Hopper-Based Lunar-Penetrating Radar Imaging
- Paper ID
101493
- DOI
- author
- company
School of Aerospace, Tsinghua University, Beijing; Tsinghua University
- country
China
- year
2025
- abstract
The lunar-penetrating radar, as a crucial method for investigating shallow subsurface geological structures through three-dimensional imaging, holds significant potential in lunar exploration for researching lunar formation and evolution. The lunar surface, densely cratered and featuring rugged terrains and mechanical degradation from abrasive regolith, significantly hampers rover mobility. This challenge is particularly pronounced in regions like the South Pole–Aitken Basin, where persistent shadowing further constrains exploration.

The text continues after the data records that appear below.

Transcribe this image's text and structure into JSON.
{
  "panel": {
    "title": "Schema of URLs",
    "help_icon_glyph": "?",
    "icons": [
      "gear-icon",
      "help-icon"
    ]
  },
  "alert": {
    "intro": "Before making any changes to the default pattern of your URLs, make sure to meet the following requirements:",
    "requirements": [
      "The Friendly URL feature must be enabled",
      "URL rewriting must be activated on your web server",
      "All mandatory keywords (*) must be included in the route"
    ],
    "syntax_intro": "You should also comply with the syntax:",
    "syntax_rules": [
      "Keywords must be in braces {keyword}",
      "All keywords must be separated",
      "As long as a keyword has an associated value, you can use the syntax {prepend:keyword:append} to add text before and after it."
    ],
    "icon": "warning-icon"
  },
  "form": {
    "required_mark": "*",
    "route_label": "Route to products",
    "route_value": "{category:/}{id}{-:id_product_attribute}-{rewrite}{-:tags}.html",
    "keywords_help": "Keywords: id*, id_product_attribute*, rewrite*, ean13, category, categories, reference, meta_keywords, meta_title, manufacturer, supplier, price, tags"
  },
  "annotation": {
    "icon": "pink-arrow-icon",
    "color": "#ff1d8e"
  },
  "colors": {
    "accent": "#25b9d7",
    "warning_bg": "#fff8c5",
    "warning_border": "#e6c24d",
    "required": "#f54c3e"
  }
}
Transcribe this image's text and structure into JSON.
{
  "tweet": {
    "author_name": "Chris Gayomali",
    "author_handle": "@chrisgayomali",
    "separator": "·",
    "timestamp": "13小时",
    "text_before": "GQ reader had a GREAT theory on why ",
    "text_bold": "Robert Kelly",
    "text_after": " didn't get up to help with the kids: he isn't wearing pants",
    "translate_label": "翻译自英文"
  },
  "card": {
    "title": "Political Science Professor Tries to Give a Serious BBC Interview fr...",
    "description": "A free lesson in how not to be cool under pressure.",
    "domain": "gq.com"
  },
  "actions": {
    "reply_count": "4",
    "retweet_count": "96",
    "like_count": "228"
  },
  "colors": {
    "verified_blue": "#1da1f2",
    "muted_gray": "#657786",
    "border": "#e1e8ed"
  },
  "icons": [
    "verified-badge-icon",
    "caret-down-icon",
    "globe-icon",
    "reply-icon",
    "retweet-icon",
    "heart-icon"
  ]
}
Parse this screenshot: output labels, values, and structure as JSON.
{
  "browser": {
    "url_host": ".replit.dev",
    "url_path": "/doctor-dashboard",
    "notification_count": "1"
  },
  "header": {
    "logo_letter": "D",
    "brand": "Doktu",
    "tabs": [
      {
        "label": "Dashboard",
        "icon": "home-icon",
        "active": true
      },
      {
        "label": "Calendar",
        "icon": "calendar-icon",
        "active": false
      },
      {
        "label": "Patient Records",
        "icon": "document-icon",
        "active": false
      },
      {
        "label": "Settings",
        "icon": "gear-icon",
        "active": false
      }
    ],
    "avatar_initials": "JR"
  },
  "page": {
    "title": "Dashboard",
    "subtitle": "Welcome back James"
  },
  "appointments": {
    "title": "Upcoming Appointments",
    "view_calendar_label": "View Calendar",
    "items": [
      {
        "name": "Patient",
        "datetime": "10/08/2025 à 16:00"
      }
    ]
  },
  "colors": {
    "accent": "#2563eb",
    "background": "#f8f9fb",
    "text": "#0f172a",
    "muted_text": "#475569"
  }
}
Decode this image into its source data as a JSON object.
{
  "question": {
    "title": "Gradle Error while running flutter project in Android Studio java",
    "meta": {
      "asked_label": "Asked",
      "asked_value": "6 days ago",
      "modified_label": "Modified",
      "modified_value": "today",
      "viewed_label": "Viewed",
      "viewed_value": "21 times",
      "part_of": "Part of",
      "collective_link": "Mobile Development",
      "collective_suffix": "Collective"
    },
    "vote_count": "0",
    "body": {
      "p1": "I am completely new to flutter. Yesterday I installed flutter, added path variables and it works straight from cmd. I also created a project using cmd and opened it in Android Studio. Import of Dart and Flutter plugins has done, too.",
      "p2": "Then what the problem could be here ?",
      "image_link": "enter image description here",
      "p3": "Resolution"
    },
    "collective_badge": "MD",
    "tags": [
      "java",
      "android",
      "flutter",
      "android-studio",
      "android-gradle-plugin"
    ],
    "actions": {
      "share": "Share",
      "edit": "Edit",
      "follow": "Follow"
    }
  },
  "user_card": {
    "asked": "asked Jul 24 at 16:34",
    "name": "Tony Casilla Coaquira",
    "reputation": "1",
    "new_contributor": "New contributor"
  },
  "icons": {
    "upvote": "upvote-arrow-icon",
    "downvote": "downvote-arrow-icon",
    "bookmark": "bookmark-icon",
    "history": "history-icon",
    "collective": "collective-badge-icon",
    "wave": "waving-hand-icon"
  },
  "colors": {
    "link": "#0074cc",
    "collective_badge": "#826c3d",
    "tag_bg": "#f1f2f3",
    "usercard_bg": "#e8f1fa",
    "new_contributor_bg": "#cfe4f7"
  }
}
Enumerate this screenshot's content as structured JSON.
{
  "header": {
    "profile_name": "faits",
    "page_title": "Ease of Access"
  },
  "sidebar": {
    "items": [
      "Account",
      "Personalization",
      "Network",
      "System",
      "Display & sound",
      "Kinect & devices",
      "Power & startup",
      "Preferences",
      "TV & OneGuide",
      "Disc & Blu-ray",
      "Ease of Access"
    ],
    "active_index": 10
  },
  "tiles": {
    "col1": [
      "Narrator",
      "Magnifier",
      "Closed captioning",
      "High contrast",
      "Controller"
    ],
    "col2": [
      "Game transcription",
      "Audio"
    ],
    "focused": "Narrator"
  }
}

Leveraging the Moon’s microgravity environment, hopping mobility offers a promising solution for traversing rugged terrain. Notably, the U.S. Nova-C lunar lander "Athena," successfully launched in February 2025, carries the “Grace” Micro Nova hopper capable of hopping into and out of permanently shadowed regions. Similarly, China's Chang'e-7 mission, scheduled for 2026, will deploy a hopper equipped with multi-legged locomotion technology for polar shadowed region exploration. This paper proposes a working method of arranging a lunar radar on a hopper, adopting synthetic aperture radar imaging mode, with a scanning trajectory of a parabolic path. The key contributions include: 1. Analyzing the penetration imaging effect of parabolic trajectories using the back projection algorithm and developing a sampling-weighted algorithm to suppress sidelobe energy; 2. Proposing a corrected range migration processing algorithm based on parabolic motion characteristics, achieving fast frequency-domain imaging. The simulation results show that the imaging resolution approaches theoretical values, verifying the feasibility of hopping-based lunar radar imaging and providing a new paradigm for lunar exploration.